Model Interpretability in Deep Learning & Machine Learning
A popular notion about machine learning models is the interpretability — statistical models like logistic regression yield interpretable models. Historically, financial sector which relies heavily on interpretability uses machine learning models because of its ability to offer an audit trail. On the other hand, neural networks are dubbed as the black boxes since there is no real understanding of how the output was achieved. In other words, one may not be able to ascertain how the exact model works inside and out, but know the learning algorithm that created it. However, according to Zachary Chase Lipton, a Ph.D student at UCSD, machine learning algorithms, for example decision trees, often championed for their interpretability, can also be similarly opaque. In case of decision tree, even with one tree, if it grows too large, it might cease to be interpretable, much like high-dimensional linear models, he emphasized in a post.

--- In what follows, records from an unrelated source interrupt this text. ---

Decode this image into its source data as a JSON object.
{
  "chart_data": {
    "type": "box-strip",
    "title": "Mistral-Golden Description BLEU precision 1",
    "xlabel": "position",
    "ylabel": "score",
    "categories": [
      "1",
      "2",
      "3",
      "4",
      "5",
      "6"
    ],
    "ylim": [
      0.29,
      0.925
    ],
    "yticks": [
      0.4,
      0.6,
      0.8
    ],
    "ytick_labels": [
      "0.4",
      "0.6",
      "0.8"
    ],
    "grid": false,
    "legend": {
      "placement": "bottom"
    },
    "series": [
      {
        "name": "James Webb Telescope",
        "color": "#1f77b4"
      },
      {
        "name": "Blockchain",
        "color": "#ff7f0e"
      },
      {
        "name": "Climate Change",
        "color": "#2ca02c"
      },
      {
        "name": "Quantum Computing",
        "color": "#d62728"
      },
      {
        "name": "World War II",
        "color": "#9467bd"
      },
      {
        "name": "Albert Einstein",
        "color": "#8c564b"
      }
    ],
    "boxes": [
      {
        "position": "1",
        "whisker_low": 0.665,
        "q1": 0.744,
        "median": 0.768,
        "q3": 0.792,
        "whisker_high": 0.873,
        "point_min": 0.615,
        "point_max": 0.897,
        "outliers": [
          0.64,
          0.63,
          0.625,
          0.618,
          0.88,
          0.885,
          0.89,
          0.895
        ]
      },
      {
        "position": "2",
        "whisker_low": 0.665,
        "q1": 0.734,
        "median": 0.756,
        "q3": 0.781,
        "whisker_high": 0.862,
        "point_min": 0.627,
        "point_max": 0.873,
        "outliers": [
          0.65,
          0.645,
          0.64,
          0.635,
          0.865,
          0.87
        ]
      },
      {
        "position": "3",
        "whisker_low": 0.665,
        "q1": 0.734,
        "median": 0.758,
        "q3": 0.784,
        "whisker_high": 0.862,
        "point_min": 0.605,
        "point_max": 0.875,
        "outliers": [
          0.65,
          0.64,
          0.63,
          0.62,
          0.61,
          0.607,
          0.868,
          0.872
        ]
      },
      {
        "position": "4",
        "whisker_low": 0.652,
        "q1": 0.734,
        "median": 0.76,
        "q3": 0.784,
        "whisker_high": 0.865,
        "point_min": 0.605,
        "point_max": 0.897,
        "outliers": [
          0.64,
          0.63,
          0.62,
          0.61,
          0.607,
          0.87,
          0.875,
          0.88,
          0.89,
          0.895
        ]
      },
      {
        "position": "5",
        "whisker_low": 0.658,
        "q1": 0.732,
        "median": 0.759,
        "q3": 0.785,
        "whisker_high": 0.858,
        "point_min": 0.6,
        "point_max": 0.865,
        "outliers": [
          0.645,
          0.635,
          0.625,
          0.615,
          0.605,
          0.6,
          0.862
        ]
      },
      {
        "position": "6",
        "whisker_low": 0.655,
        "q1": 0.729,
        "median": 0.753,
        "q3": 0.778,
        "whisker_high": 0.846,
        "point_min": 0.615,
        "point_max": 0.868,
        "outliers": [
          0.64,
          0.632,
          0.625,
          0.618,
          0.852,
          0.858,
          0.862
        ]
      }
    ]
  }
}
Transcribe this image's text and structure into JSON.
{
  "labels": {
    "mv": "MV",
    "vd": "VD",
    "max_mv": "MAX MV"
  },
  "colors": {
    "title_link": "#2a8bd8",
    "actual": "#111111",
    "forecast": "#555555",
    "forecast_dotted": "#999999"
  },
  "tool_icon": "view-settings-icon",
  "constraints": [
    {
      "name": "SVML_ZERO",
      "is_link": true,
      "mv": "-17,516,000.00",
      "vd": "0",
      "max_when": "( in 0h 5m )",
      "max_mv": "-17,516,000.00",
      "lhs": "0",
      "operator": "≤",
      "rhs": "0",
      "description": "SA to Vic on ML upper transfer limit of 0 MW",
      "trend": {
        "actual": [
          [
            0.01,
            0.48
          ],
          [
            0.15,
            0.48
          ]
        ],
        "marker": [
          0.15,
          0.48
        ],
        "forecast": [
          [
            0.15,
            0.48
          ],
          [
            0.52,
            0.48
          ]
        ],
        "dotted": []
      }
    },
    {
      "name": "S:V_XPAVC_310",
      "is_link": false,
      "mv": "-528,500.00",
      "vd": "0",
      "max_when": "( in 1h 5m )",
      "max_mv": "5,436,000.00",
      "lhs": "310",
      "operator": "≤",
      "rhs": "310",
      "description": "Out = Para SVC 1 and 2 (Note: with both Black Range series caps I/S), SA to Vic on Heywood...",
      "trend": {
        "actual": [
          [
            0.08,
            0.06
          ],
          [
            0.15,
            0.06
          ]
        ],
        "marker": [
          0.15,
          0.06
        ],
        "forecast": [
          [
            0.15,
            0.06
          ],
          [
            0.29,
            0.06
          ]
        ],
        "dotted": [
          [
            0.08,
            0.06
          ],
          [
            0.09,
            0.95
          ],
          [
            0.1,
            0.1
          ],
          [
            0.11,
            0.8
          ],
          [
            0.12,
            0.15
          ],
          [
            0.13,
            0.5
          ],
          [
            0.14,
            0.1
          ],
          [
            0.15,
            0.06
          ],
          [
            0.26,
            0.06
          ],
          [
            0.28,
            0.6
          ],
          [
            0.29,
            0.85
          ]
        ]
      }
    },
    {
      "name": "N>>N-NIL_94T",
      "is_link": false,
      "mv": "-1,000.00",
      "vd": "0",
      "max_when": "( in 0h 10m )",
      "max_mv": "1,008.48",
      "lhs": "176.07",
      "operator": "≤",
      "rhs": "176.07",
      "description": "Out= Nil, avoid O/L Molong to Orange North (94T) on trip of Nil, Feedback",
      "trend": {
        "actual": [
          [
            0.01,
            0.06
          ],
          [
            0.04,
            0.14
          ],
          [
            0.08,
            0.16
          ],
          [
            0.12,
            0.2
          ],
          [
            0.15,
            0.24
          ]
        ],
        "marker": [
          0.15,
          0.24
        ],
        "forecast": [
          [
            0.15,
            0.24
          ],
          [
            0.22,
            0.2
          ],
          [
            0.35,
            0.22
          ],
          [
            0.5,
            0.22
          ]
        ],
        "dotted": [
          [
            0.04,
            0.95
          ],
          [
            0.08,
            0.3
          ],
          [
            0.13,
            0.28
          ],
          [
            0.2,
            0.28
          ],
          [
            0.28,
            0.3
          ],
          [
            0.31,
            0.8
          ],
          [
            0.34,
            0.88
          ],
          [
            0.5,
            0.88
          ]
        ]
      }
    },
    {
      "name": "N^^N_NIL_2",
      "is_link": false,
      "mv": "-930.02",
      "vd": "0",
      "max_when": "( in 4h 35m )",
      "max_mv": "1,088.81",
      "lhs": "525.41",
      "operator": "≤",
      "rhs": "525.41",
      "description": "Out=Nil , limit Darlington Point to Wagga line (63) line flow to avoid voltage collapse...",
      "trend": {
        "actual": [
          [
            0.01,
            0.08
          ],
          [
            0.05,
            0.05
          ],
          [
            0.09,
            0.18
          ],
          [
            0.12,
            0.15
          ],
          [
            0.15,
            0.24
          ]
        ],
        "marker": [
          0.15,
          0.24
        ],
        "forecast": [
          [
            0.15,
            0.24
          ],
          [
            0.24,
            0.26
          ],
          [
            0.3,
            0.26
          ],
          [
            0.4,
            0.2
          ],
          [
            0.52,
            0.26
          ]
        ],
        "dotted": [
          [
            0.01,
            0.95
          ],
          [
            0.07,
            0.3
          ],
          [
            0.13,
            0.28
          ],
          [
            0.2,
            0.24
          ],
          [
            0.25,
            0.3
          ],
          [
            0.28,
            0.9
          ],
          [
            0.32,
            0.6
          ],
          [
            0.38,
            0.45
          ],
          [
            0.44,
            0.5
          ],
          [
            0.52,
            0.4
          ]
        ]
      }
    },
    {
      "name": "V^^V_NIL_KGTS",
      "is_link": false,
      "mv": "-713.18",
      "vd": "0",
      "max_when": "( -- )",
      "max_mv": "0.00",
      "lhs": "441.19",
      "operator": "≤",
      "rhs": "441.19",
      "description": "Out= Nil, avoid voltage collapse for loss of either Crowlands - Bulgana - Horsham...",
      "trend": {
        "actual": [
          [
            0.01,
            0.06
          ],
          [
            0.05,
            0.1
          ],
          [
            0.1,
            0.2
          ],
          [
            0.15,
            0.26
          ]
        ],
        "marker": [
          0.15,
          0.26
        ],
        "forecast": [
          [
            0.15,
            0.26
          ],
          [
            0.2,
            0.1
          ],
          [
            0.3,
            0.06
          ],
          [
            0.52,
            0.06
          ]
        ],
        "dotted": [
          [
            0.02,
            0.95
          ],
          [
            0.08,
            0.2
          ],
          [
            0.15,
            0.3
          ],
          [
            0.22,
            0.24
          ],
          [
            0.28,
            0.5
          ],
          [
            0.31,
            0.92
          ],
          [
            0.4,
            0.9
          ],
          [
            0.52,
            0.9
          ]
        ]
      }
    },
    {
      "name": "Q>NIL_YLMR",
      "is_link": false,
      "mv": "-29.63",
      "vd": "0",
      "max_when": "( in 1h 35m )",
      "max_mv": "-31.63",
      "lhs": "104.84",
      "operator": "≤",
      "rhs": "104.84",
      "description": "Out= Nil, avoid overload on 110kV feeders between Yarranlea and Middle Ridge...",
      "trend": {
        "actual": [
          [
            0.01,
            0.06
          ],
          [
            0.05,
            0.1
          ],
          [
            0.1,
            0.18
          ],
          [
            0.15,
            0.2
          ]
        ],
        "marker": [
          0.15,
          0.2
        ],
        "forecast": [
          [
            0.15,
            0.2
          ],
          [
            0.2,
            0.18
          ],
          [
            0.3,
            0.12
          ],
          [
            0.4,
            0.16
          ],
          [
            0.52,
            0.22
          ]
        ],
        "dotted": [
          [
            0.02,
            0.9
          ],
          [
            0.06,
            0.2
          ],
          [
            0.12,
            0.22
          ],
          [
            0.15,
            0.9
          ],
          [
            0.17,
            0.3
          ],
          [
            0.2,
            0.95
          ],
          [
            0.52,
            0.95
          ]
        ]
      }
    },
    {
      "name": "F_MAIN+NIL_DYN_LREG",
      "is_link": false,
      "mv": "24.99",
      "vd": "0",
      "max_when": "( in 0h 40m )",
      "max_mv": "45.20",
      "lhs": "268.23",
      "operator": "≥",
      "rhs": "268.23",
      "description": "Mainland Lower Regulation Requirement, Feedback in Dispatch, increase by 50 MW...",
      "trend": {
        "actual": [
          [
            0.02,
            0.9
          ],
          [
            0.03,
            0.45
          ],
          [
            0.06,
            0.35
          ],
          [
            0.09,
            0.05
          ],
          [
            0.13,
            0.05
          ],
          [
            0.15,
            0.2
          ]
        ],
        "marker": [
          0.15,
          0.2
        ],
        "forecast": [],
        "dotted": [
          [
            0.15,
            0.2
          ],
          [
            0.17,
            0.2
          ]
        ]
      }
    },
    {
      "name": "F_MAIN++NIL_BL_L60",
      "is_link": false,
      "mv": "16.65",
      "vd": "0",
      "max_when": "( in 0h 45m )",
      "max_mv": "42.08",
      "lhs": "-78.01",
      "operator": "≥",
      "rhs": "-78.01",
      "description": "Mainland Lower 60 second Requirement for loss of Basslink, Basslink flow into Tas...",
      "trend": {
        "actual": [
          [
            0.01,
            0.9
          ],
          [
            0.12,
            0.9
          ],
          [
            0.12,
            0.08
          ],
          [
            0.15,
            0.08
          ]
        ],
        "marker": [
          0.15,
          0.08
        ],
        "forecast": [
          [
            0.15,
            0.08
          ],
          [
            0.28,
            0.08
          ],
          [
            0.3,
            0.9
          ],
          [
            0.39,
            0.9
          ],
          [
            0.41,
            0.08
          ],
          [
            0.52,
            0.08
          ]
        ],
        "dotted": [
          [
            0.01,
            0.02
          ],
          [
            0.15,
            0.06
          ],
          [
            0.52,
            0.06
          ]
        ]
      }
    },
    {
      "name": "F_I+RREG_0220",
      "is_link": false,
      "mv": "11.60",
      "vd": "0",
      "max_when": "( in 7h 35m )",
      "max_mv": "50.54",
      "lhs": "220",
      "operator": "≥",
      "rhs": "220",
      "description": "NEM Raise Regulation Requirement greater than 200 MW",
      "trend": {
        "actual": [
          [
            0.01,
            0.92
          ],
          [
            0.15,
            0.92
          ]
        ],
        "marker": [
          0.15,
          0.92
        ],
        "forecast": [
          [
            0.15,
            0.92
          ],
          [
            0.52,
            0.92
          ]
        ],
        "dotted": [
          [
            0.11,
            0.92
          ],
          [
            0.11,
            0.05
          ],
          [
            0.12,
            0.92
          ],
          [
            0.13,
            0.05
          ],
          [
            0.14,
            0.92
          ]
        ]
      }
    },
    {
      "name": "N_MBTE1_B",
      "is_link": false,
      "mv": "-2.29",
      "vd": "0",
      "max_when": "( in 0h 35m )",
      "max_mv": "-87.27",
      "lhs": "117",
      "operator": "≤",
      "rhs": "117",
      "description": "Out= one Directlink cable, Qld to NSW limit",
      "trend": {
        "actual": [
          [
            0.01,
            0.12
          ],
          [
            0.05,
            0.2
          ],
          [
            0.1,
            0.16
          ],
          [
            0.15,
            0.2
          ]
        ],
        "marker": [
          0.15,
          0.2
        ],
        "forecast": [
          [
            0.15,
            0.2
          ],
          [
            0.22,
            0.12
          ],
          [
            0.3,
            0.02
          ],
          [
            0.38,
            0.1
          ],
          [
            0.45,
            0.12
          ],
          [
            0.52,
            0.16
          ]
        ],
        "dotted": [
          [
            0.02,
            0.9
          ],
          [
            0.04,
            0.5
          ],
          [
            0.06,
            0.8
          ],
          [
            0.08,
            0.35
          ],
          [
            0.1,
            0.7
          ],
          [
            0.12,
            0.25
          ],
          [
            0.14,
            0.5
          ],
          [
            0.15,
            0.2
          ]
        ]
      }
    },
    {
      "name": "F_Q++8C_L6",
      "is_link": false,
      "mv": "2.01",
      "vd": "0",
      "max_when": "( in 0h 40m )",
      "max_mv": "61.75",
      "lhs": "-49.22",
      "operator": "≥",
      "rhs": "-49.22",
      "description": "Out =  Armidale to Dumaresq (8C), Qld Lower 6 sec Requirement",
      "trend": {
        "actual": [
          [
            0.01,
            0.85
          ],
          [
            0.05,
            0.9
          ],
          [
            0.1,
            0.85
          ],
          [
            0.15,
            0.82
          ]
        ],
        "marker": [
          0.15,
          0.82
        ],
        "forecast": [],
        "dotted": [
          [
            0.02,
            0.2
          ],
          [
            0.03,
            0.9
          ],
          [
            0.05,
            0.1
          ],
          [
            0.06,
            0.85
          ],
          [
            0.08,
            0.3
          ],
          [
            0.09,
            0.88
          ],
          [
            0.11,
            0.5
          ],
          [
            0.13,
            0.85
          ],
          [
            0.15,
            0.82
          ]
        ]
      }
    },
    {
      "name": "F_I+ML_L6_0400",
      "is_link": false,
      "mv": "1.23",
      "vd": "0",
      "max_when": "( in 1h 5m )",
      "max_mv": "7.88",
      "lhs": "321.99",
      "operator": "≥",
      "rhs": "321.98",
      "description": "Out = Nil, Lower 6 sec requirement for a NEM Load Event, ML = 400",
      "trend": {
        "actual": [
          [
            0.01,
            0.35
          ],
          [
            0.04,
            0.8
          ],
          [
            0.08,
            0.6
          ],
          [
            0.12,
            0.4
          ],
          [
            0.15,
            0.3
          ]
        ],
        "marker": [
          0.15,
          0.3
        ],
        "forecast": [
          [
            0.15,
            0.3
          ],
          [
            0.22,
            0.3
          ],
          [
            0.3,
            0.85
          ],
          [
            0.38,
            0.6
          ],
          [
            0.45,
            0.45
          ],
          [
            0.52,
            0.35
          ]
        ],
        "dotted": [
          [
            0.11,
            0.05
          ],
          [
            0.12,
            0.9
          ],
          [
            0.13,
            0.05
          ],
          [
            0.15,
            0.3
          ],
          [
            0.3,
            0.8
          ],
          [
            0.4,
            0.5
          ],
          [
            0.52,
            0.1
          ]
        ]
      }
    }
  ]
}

DL vs ML: Difference In Output
Besides, DL and ML also differ in their output – while ML models produce a numerical output, the output from DL algorithms can range from an image to text or even an audio. Besides, where DL scores over traditional machine learning techniques is with its neural network approach to look for patterns and correlations which improves significantly when it is fed more data to train. However, this doesn’t mean that traditional machine learning is dead. In fact, companies working with limited hardware and data work better with an ensemble of conventional machine learning methods instead of data-intensive DL models.
Future of Deep Learning
Deep Learning models are gaining currency over traditional machine learning models because of their breakthroughs in consumer-facing technology such as image recognition and face recognition in mobiles. Where machine learning models hit a ground in analytics performance due to data processing limitations, DL algorithms can work at scale and the recent hardware innovations have proven how deep learning training can be reduced dramatically to minutes. There is a lot more going on in deep learning research and DL is poised to make a major impact in areas such as driverless technology, retail, healthcare and its breakthroughs will significantly impact diagnostics.